Okay, you’ve planned a great model railway layout and have constructed a table to neat the band, laid out the basics of your scenery and have come to the point where you’ve simply got to cross that bridge!
Building a model railroad bridge isn’t as hard as other tasks you might have to do, but it’s something you need to consider carefully if you want your layout to have the reality and dramatic appeal you’ve envisioned. I mean, think about it; isn’t the most climatic point in your railway’s journey the point at which it crosses that river gorge or canyon, proving themselves as wonders of modern engineering? Does your eye ever wander from the layout when the train approaches the bridges? I thought not. Perhaps we’ve been conditioned too much by the movies to expect a train derailment at precisely the point the train crosses a huge gorge, but the fact remains it is a dramatic set piece.
You actually seldom see a model train layout without some sort of bridge, whether it was constructed by the modeler or purchased as a pre-made piece. The various methods of getting a train on your layout include buying the ready-made bridge, constructing one from a plastic kit model, or constructing your own from scratch. The NMRA has the basic data on the various types of bridges and their construction available in their data sheets. Here we’ll focus on the last choice, as that is the one where the most craftsmanship comes into play.
Planning your layout is essential for success here. It’s a great deal easier to position your bridges while the layout is still in the planning or early construction stages. It’s easy to forget, for example to leave enough room on both sides of the bridge for the inevitable sloping embankments that lead to each side of the bridge. Had you already set this in stone, so to speak, the only option you have is to remake your bridge. Also remember to remove the roadbed nearing the bridge so you can lay the rails and ties directly on the bridge just like the real thing.

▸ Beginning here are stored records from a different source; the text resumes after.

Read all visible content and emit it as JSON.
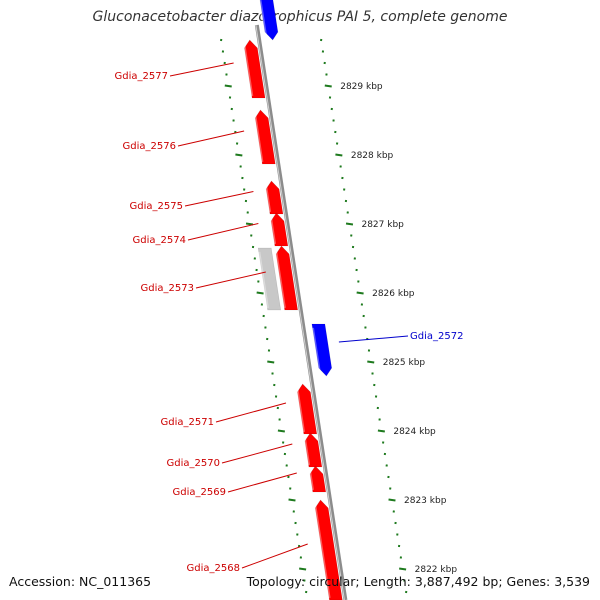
{
  "title": "Gluconacetobacter diazotrophicus PAI 5, complete genome",
  "footer": {
    "accession": "Accession: NC_011365",
    "summary": "Topology: circular; Length: 3,887,492 bp; Genes: 3,539"
  },
  "colors": {
    "forward_gene": "#ff0000",
    "reverse_gene": "#0000ff",
    "pseudo_gene": "#c8c8c8",
    "tick": "#1e7a1e",
    "backbone": "#8c8c8c",
    "label_forward": "#cc0000",
    "label_reverse": "#0000cc"
  },
  "ticks": [
    "2829 kbp",
    "2828 kbp",
    "2827 kbp",
    "2826 kbp",
    "2825 kbp",
    "2824 kbp",
    "2823 kbp",
    "2822 kbp"
  ],
  "genes": [
    {
      "name": "",
      "strand": "reverse"
    },
    {
      "name": "Gdia_2577",
      "strand": "forward"
    },
    {
      "name": "Gdia_2576",
      "strand": "forward"
    },
    {
      "name": "Gdia_2575",
      "strand": "forward"
    },
    {
      "name": "Gdia_2574",
      "strand": "forward"
    },
    {
      "name": "Gdia_2573",
      "strand": "forward"
    },
    {
      "name": "",
      "strand": "pseudo"
    },
    {
      "name": "Gdia_2572",
      "strand": "reverse"
    },
    {
      "name": "Gdia_2571",
      "strand": "forward"
    },
    {
      "name": "Gdia_2570",
      "strand": "forward"
    },
    {
      "name": "Gdia_2569",
      "strand": "forward"
    },
    {
      "name": "Gdia_2568",
      "strand": "forward"
    }
  ]
}
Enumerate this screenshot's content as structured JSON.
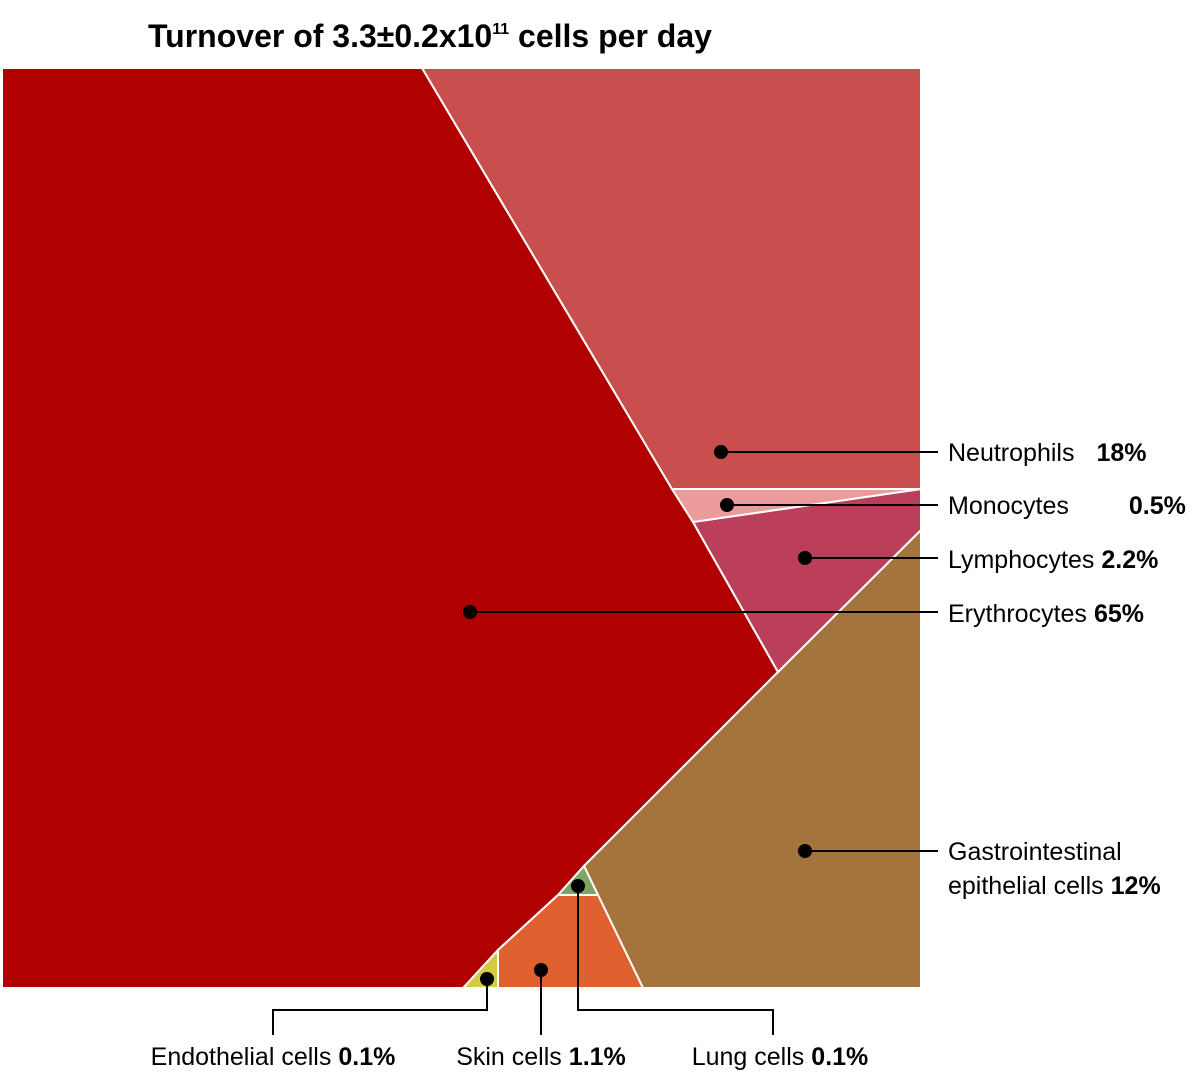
{
  "chart_data": {
    "type": "voronoi-treemap",
    "title_main": "Turnover of 3.3±0.2x10",
    "title_exponent": "11",
    "title_suffix": " cells per day",
    "cells": [
      {
        "key": "erythrocytes",
        "label": "Erythrocytes",
        "value_label": "65%",
        "value": 65,
        "color": "#b00000"
      },
      {
        "key": "neutrophils",
        "label": "Neutrophils",
        "value_label": "18%",
        "value": 18,
        "color": "#c94f4f"
      },
      {
        "key": "gastrointestinal",
        "label": "Gastrointestinal",
        "label_line2": "epithelial cells",
        "value_label": "12%",
        "value": 12,
        "color": "#a5733c"
      },
      {
        "key": "lymphocytes",
        "label": "Lymphocytes",
        "value_label": "2.2%",
        "value": 2.2,
        "color": "#bb3f5a"
      },
      {
        "key": "skin",
        "label": "Skin cells",
        "value_label": "1.1%",
        "value": 1.1,
        "color": "#e06130"
      },
      {
        "key": "monocytes",
        "label": "Monocytes",
        "value_label": "0.5%",
        "value": 0.5,
        "color": "#ed9a9a"
      },
      {
        "key": "endothelial",
        "label": "Endothelial cells",
        "value_label": "0.1%",
        "value": 0.1,
        "color": "#d2cc45"
      },
      {
        "key": "lung",
        "label": "Lung cells",
        "value_label": "0.1%",
        "value": 0.1,
        "color": "#7ea564"
      }
    ]
  }
}
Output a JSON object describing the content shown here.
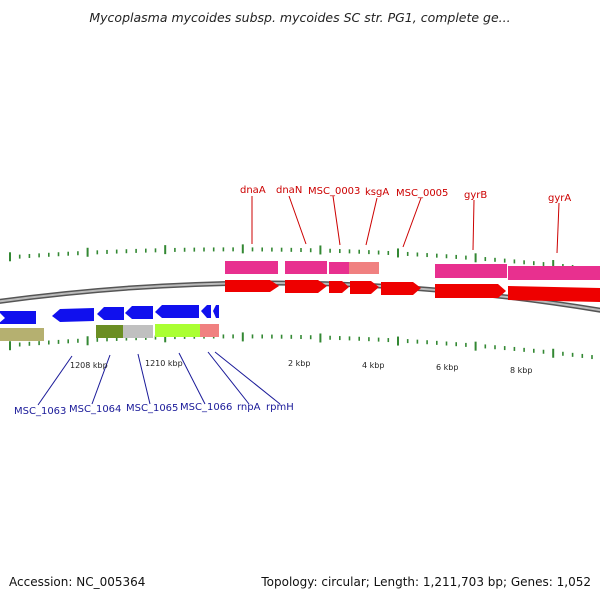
{
  "title": "Mycoplasma mycoides subsp. mycoides SC str. PG1, complete ge...",
  "footer": {
    "accession": "Accession: NC_005364",
    "summary": "Topology: circular; Length: 1,211,703 bp; Genes: 1,052"
  },
  "colors": {
    "forward_cds": "#ee0000",
    "reverse_cds": "#1010ee",
    "forward_gene_label": "#cc0000",
    "reverse_gene_label": "#1a1a99",
    "backbone": "#888888",
    "tick": "#338833"
  },
  "scale_labels": [
    "1208 kbp",
    "1210 kbp",
    "2 kbp",
    "4 kbp",
    "6 kbp",
    "8 kbp"
  ],
  "top_genes": [
    "dnaA",
    "dnaN",
    "MSC_0003",
    "ksgA",
    "MSC_0005",
    "gyrB",
    "gyrA"
  ],
  "bottom_genes": [
    "MSC_1063",
    "MSC_1064",
    "MSC_1065",
    "MSC_1066",
    "rnpA",
    "rpmH"
  ]
}
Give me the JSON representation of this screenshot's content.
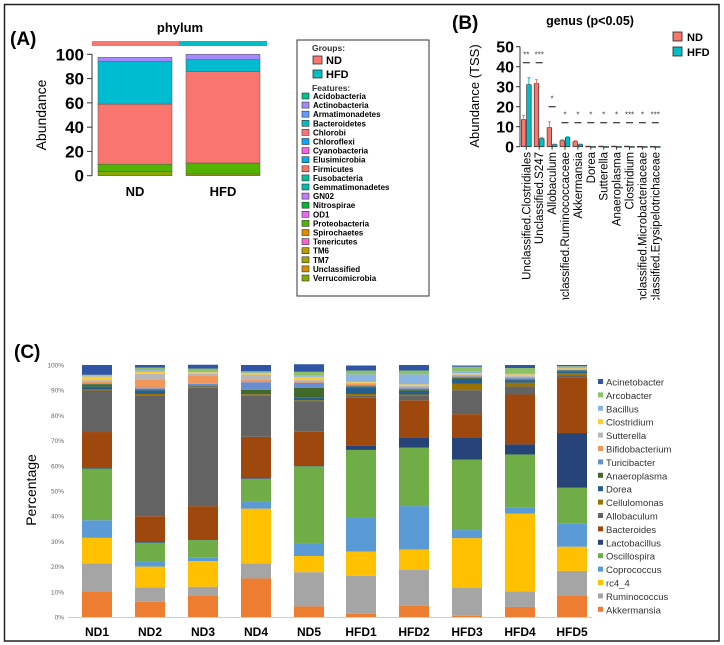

While there is no one prototypical railway bridge. Most lines preferred one style over another. You’ll need to consider this when planning, and do some research if you’re making a historical layout to see if they used wooden trestle-style bridge, a steel-arch bridge, a steel girder style, a steel fabricated bridge or a plate girder bridge. There are more styles than this, but these are some of the most common.
The wooden trestle is, in my mind, the most picturesque and dramatic of all the the aforementioned railway bridges. It’s a dying breed however, as modern railways don’t risk constructing trestle bridges out of wood anymore due to fire and maintenance concerns. But back in the day, wood was definitely the weapon of choice when it came to bridge construction.
While very pretty, the trestle bridge is by far the most tricky to install and get right. Each end of the bridge must be supported by abutments to hold back the ‘earth’ that supports the ends of the bridges. Also, each individual ‘bent’ of the wooden trestle bridge must be planted firmly in the earth (plaster ‘earth’) and this can be problematical if you’ve already set the scenery totally in place, another case for concurrent construction. Personally, I think the best way is to work both at the same time, thus ensuring a great fit and realistic scenery to boot.
Adding more detail to the scenery surrounding your bridge is easy at that point, and you can fill to your heart’s content. Just make sure the trestles are secure and level, or else you do risk the kind of derailment you see in the movies.
Another related point would be to test the viability of the bridge if at all possible before continuing on with too much more finish and detail work, as if there is an adjustment that needs to be made it’s easier to do it at this stage. Other styles of bridges in†mediums other than wood have their own particular needs, but the basics mentioned here would apply to all of these as well as far as in terms of support and planning.
Planning and constructing a model railway bridge from scratch is one of the more satisfying and rewarding projects in this hobby. You will always be able to point at the bridge with pride and claim it as your own. If you have the time and the inclination, don’ t hesitate to give it a try!